The process of transition differs substantially between conversion projects and new construction projects. One significant difference has to do with the sponsor's obligations as to the common property. In the case of conversion, the sponsor's warranties are relatively limited, and generally the property is sold in an "as is" condition. In addition, deficiencies in the engineering report required for conversions do not necessarily give rise to a claim by the sssociation, as the Planned Real Estate Development Full Disclosure Act (PREFDA) expressly limits the standing to assert damage remedies to purchasers who have placed reliance upon the disclosure information.

In new construction, there are warranties that run not only to the original purchasers—as in the case of conversions—but also to the association under the Homeowner's Warranty Act and related warranty plans, as well as those required by the Department of Community Affairs in connection with PREDFDA registration.

Point Eleven

Don't sue developers personally or indiscriminately. The combative instincts of some attorneys tend to encourage the inclusion of principals and/or the directors and officers of the developers as defendants in community association litigation, even when their potential liability appears to be highly speculative or even nonexistent. Suing developers personally should never be a reflex action, because nothing can make a developer stonewall an association quicker than to name him as an individual defendant. If there is either the hope or potential for future settlement dialogue, the potential for that settlement may be diminished significantly—if not extinguished altogether—by a personal attack. Instead, the association may be faced with the aggravation and expense of years of litigation.

Point Twelve

Community Association insurance is unique, and changes to policy should be approached cautiously. Automatically changing insurance agents or carriers once control of the board rests with the unit owners is not necessarily appropriate, although a review of insurance coverage is encouraged. The review of coverage, rates and quality of service should be a periodic and ongoing process—especially in an uncertain marketplace.
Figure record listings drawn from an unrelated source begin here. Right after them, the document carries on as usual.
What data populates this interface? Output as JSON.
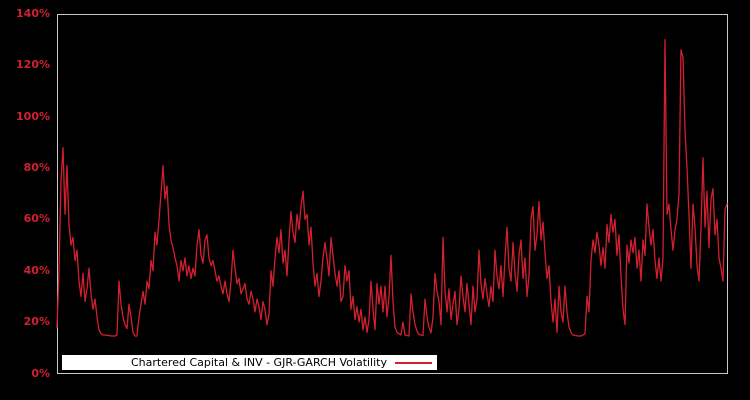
{
  "chart": {
    "legend_label": "Chartered Capital & INV - GJR-GARCH Volatility",
    "colors": {
      "line": "#d22030",
      "axis_label_text": "#d22030",
      "background": "#000000",
      "plot_border": "#c8c8c8",
      "legend_background": "#ffffff",
      "legend_text": "#000000"
    }
  },
  "chart_data": {
    "type": "line",
    "title": "",
    "xlabel": "",
    "ylabel": "",
    "ylim": [
      0,
      140
    ],
    "y_unit": "%",
    "y_tick_labels": [
      "0%",
      "20%",
      "40%",
      "60%",
      "80%",
      "100%",
      "120%",
      "140%"
    ],
    "x_tick_labels": [],
    "grid": false,
    "legend_position": "bottom-left-inside",
    "series": [
      {
        "name": "Chartered Capital & INV - GJR-GARCH Volatility",
        "unit": "percent",
        "values": [
          18,
          40,
          75,
          88,
          62,
          81,
          58,
          50,
          53,
          44,
          48,
          36,
          30,
          39,
          28,
          33,
          41,
          31,
          25,
          29,
          22,
          17,
          15.5,
          15,
          15,
          14.8,
          14.8,
          14.6,
          14.6,
          14.6,
          15,
          36,
          27,
          22,
          19,
          17.5,
          27,
          22,
          16,
          14.6,
          14.6,
          22,
          27,
          32,
          27,
          36,
          33,
          44,
          40,
          55,
          50,
          60,
          70,
          81,
          68,
          73,
          58,
          52,
          49,
          45,
          42,
          36,
          44,
          40,
          45,
          38,
          42,
          37,
          41,
          38,
          50,
          56,
          46,
          43,
          52,
          54,
          45,
          42,
          44,
          40,
          36,
          38,
          34,
          31,
          36,
          31,
          28,
          36,
          48,
          41,
          35,
          37,
          31,
          33,
          35,
          29,
          27,
          32,
          29,
          24,
          29,
          26,
          21,
          28,
          25,
          19,
          23,
          40,
          34,
          45,
          53,
          47,
          56,
          43,
          48,
          38,
          52,
          63,
          55,
          51,
          62,
          56,
          65,
          71,
          60,
          62,
          50,
          57,
          43,
          34,
          39,
          30,
          36,
          45,
          51,
          45,
          38,
          53,
          46,
          39,
          34,
          40,
          28,
          30,
          42,
          36,
          40,
          25,
          30,
          21,
          26,
          20,
          25,
          17,
          22,
          16,
          21,
          36,
          25,
          17,
          35,
          27,
          34,
          24,
          34,
          22,
          30,
          46,
          28,
          18,
          16,
          15.5,
          15,
          20,
          15,
          14.8,
          14.6,
          31,
          24,
          19,
          16.5,
          15.2,
          15,
          14.8,
          29,
          22,
          18,
          15.8,
          22,
          39,
          32,
          28,
          19,
          53,
          32,
          24,
          33,
          21,
          27,
          32,
          19,
          25,
          38,
          30,
          24,
          35,
          27,
          19,
          34,
          24,
          29,
          48,
          35,
          29,
          37,
          31,
          26,
          34,
          28,
          48,
          38,
          33,
          42,
          30,
          45,
          57,
          41,
          36,
          51,
          39,
          32,
          46,
          52,
          37,
          45,
          30,
          38,
          60,
          65,
          48,
          54,
          67,
          52,
          59,
          47,
          37,
          42,
          28,
          20,
          29,
          16,
          34,
          24,
          20,
          34,
          24,
          18,
          16,
          15,
          14.8,
          14.7,
          14.6,
          14.6,
          15,
          15.5,
          30,
          24,
          44,
          52,
          47,
          55,
          50,
          42,
          49,
          41,
          58,
          51,
          62,
          55,
          60,
          46,
          54,
          38,
          25,
          19,
          50,
          43,
          52,
          47,
          53,
          41,
          48,
          36,
          52,
          46,
          66,
          57,
          50,
          56,
          44,
          37,
          45,
          36,
          45,
          130,
          62,
          66,
          56,
          48,
          56,
          60,
          70,
          126,
          123,
          95,
          80,
          62,
          41,
          66,
          57,
          42,
          36,
          57,
          84,
          57,
          71,
          49,
          68,
          72,
          54,
          60,
          45,
          41,
          36,
          64,
          66
        ]
      }
    ]
  }
}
Insurance should not be treated as political patronage, especially if the existing agent is knowledgeable and provides good service.

Point Thirteen

Consider enlisting the aid of the Department of Community Affairs (DCA) in the transition process if there are substantial problems and the developer is unresponsive or negligent. The DCA is playing an ever-increasing role in the enforcement process, and can sometimes be helpful to an association when sales are still going on by requiring the developer to meet his obligations under the development's Public Offering Statement or the transition provisions of the Condominium Act or PREDFDA regulations. The Department is especially responsive to delinquencies by sponsors in their common expense payments or reserves, as well as construction defects which have the potential to seriously threaten the health, safety or welfare of the unit owners. That said, the DCA's involvement should never be assumed to be automatic, and their response has a lot to do with the nature of the complaint.

In conclusion, I have attempted to raise a number of issues that concern me about the developer-to-owners transition process in New Jersey's new developments and HOAs. Different professionals will naturally have differing opinions on the most important aspects of the process, and may feel that this list is redundant—or incomplete. What I hope to do is to provoke some thoughts about the transition process that could be vitally important to future transitions, as well as to our community associations in general.

Wendell A. Smith, Esq. is an attorney with the Woodbridge-based law firm of Greenbaum Rowe Smith & Davis.